この対応で、継続的プロビジョニングのクラスタでも、スクリプトのダウンロード・設定・S3 アップロードといった作業なしでクラスタを作れるようになったよ。ノードがクラスタに追加されるたびに AMI から直接設定されるから、ライフサイクル設定スクリプトの管理が要らなくなって、ノードがジョブをスケジュールできるようになるまでの時間も短くなるの。AI/ML のトレーニング基盤を運用しているチームには、地味に効いてくるアップデートだと思うな。
深く潜ってみよう
AMI ベース設定では、AI/ML トレーニングワークロードをすぐ動かせる本番向け環境として、あらかじめ次のようなソフトウェアや設定が組み込まれているよ。
- Docker・Enroot・Pyxis といった必要なソフトウェア
- Slurm のアカウンティング設定
- SSH キーの生成
- ログローテーションの設定
有効にする方法はシンプルで、API でインスタンスグループを設定するときに LifeCycleConfig ブロックを省略するだけ。SageMaker AI コンソールを使う場合は、Custom setup の「Lifecycle scripts」で「None」を選べば OK だよ。

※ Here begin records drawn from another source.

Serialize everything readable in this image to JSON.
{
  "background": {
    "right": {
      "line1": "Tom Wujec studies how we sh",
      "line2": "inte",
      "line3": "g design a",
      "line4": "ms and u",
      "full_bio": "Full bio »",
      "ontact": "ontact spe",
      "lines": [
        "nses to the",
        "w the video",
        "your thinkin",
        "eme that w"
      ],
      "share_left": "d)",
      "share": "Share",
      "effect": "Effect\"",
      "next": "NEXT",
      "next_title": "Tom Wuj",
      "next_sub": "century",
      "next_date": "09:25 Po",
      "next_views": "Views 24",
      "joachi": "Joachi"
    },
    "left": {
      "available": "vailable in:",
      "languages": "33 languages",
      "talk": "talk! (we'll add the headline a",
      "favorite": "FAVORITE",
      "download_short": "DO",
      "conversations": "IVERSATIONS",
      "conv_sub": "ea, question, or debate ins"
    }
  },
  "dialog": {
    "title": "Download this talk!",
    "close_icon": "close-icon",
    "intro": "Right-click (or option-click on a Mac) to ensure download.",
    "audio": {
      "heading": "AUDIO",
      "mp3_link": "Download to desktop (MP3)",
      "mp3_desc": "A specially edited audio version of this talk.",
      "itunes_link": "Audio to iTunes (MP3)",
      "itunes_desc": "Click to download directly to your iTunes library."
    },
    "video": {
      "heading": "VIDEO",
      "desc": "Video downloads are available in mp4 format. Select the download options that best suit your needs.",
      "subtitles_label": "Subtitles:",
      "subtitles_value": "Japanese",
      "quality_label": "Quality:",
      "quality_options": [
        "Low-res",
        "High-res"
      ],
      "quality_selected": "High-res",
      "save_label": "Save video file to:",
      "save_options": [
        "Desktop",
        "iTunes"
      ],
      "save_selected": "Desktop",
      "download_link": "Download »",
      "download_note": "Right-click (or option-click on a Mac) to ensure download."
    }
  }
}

AMI ベースの内容に加えて独自のカスタマイズを足したいときは、拡張スクリプトも使えるの。API なら LifeCycleConfig ブロックに OnInitComplete パラメータと SourceS3Uri を指定、コンソールなら Custom setup の「Extension script file in S3」に S3 URI を入力する形だよ。
この機能は、SageMaker HyperPod が使えるすべての AWS リージョンで利用できるよ。
まとめ
- 継続的プロビジョニングの Slurm クラスタでも AMI ベースのノードライフサイクル設定が使えるようになった
- ライフサイクル設定スクリプトのダウンロード・S3 アップロードが不要に
- API では
LifeCycleConfigを省略、コンソールでは「None」を選ぶだけで有効化できる OnInitComplete+SourceS3Uriで拡張スクリプトによるカスタマイズも可能- SageMaker HyperPod が使える全リージョンで利用可能
Slurm クラスタをよく作る AI/ML インフラ担当さんには、地味に嬉しいアップデートだったよ!